The Working Population and the Disadvantaged in Turku after the Great Fire – an Unexplored History
DOI:
https://doi.org/10.37456/tvt.125516Keywords:
Turku, työläiset, 1800-luku, köyhät, huono-osaisuusAbstract
In the 19th century, the majority of the inhabitants in Finnish cities were poor and disadvantaged. Such a reality also prevailed in Turku, which was destroyed in a great fire in September 1827. The workers of the city were quite a heterogeneous group of journeymen, apprentices, outside workers, servants, sailors and self-supporting working women. Together, they made up 60 percent of the households in the city in 1835.
Of the sources of the period, the official documents provide the best understanding of the life of the workers.
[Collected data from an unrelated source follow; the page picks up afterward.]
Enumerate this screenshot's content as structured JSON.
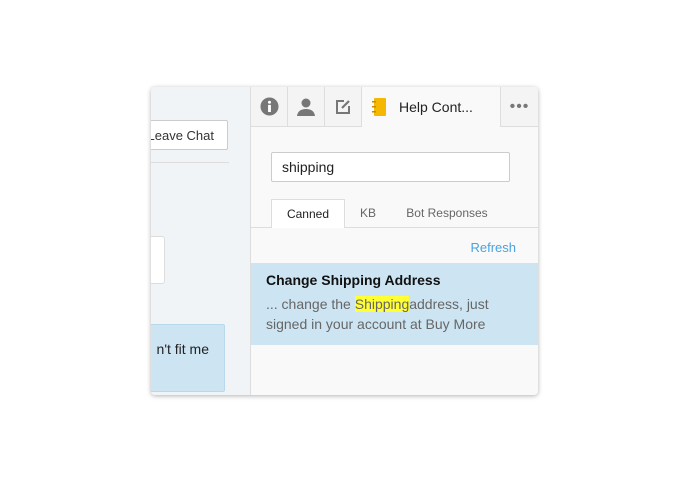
{
  "left": {
    "leave_chat": "Leave Chat",
    "message_fragment": "n't fit me"
  },
  "tabs": [
    {
      "icon": "info-icon"
    },
    {
      "icon": "user-icon"
    },
    {
      "icon": "edit-icon"
    },
    {
      "icon": "notebook-icon",
      "label": "Help Cont..."
    },
    {
      "icon": "more-icon",
      "label": "•••"
    }
  ],
  "search": {
    "value": "shipping"
  },
  "subtabs": [
    {
      "label": "Canned",
      "active": true
    },
    {
      "label": "KB"
    },
    {
      "label": "Bot Responses"
    }
  ],
  "refresh": "Refresh",
  "result": {
    "title": "Change Shipping Address",
    "prefix": "... change the ",
    "highlight": "Shipping",
    "suffix": "address, just signed in your account at Buy More"
  },
  "colors": {
    "accent": "#4aa3df",
    "highlight": "#ffff33",
    "selected": "#cde5f3",
    "notebook": "#f5b800"
  }
}
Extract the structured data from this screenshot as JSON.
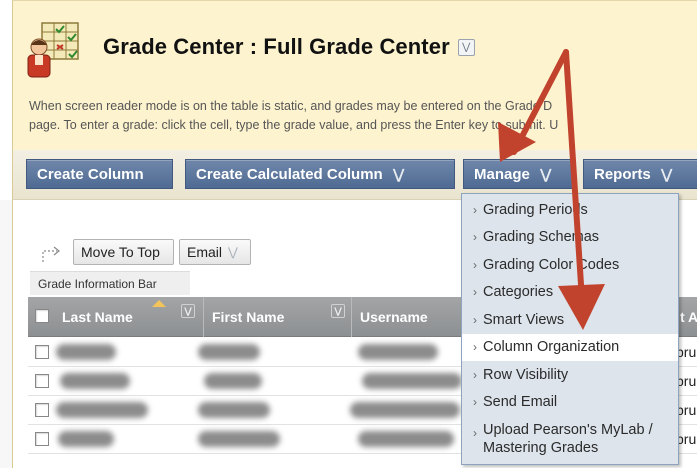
{
  "header": {
    "title": "Grade Center : Full Grade Center",
    "description_line1": "When screen reader mode is on the table is static, and grades may be entered on the Grade D",
    "description_line2": "page. To enter a grade: click the cell, type the grade value, and press the Enter key to submit. U"
  },
  "action_bar": {
    "create_column": "Create Column",
    "create_calculated_column": "Create Calculated Column",
    "manage": "Manage",
    "reports": "Reports"
  },
  "toolbar": {
    "move_to_top": "Move To Top",
    "email": "Email"
  },
  "info_bar": "Grade Information Bar",
  "grid": {
    "columns": [
      "Last Name",
      "First Name",
      "Username",
      "t A"
    ],
    "row_edge_text": [
      "pru",
      "pru",
      "pru",
      "pru"
    ]
  },
  "manage_menu": {
    "items": [
      "Grading Periods",
      "Grading Schemas",
      "Grading Color Codes",
      "Categories",
      "Smart Views",
      "Column Organization",
      "Row Visibility",
      "Send Email",
      "Upload Pearson's MyLab / Mastering Grades"
    ],
    "active_index": 5
  },
  "colors": {
    "header_bg": "#fdf3cf",
    "action_button": "#5a7399",
    "menu_bg": "#dde4ec",
    "annotation_arrow": "#c2432d"
  }
}
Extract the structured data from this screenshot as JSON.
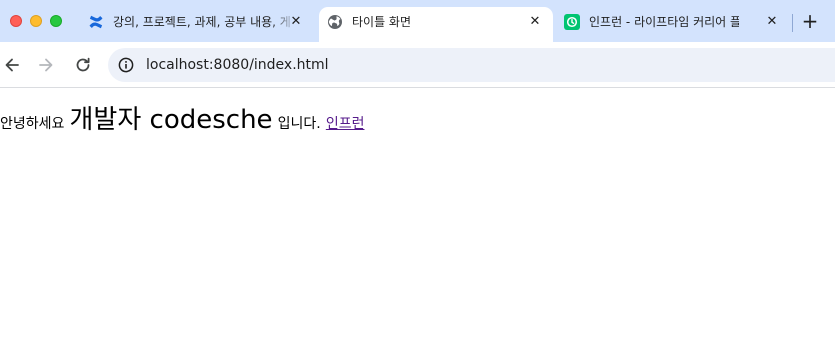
{
  "browser": {
    "tabs": [
      {
        "title": "강의, 프로젝트, 과제, 공부 내용, 게",
        "close": "✕"
      },
      {
        "title": "타이틀 화면",
        "close": "✕"
      },
      {
        "title": "인프런 - 라이프타임 커리어 플랫폼",
        "close": "✕"
      }
    ],
    "new_tab_label": "+",
    "address_bar": {
      "url": "localhost:8080/index.html"
    }
  },
  "page": {
    "greeting": "안녕하세요",
    "developer": "개발자 codesche",
    "suffix": "입니다.",
    "link_text": "인프런"
  },
  "colors": {
    "tab_strip": "#d3e3fd",
    "omnibox": "#edf1f9",
    "visited_link": "#551a8b"
  }
}
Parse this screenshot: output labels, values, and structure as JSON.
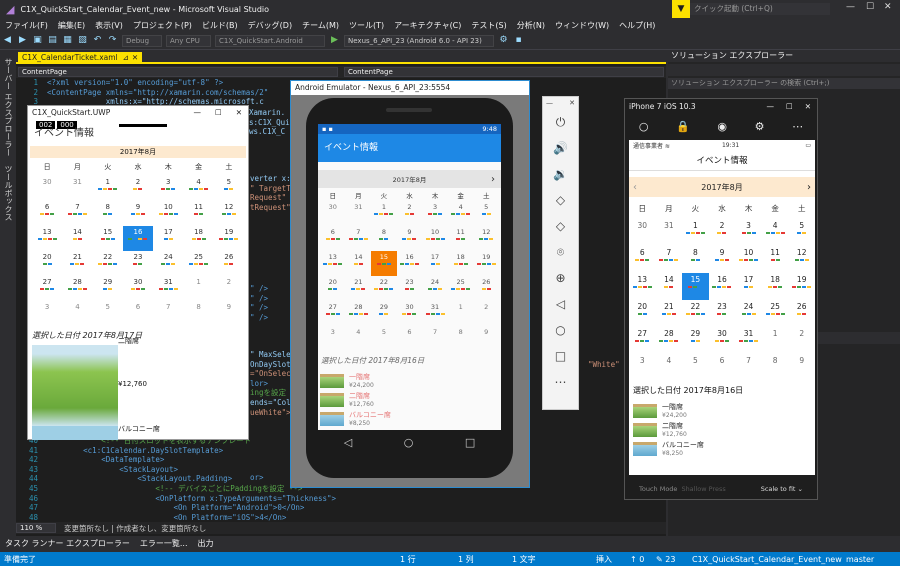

The experiences of the poorest inhabitants from the time after the Great Fire of Turku were certainly passed down as oral stories from one generation to another, but these stories have been forgotten over the years. However, it is possible to study the life of the poorest inhabitants and their survival from the Great Fire by focusing on the church records and census lists.
Most of the workers in Turku fit within the definition of poor, but for some, social changes offered opportunities to improve their socioeconomic status. Such a change was the reconstruction of Turku in the 1830s, when many outside workers were offered good employment opportunities. Ten years later, however, many of the carpenters and bricklayers, who had participated in the reconstruction and had been subsequently unemployed, were in distress.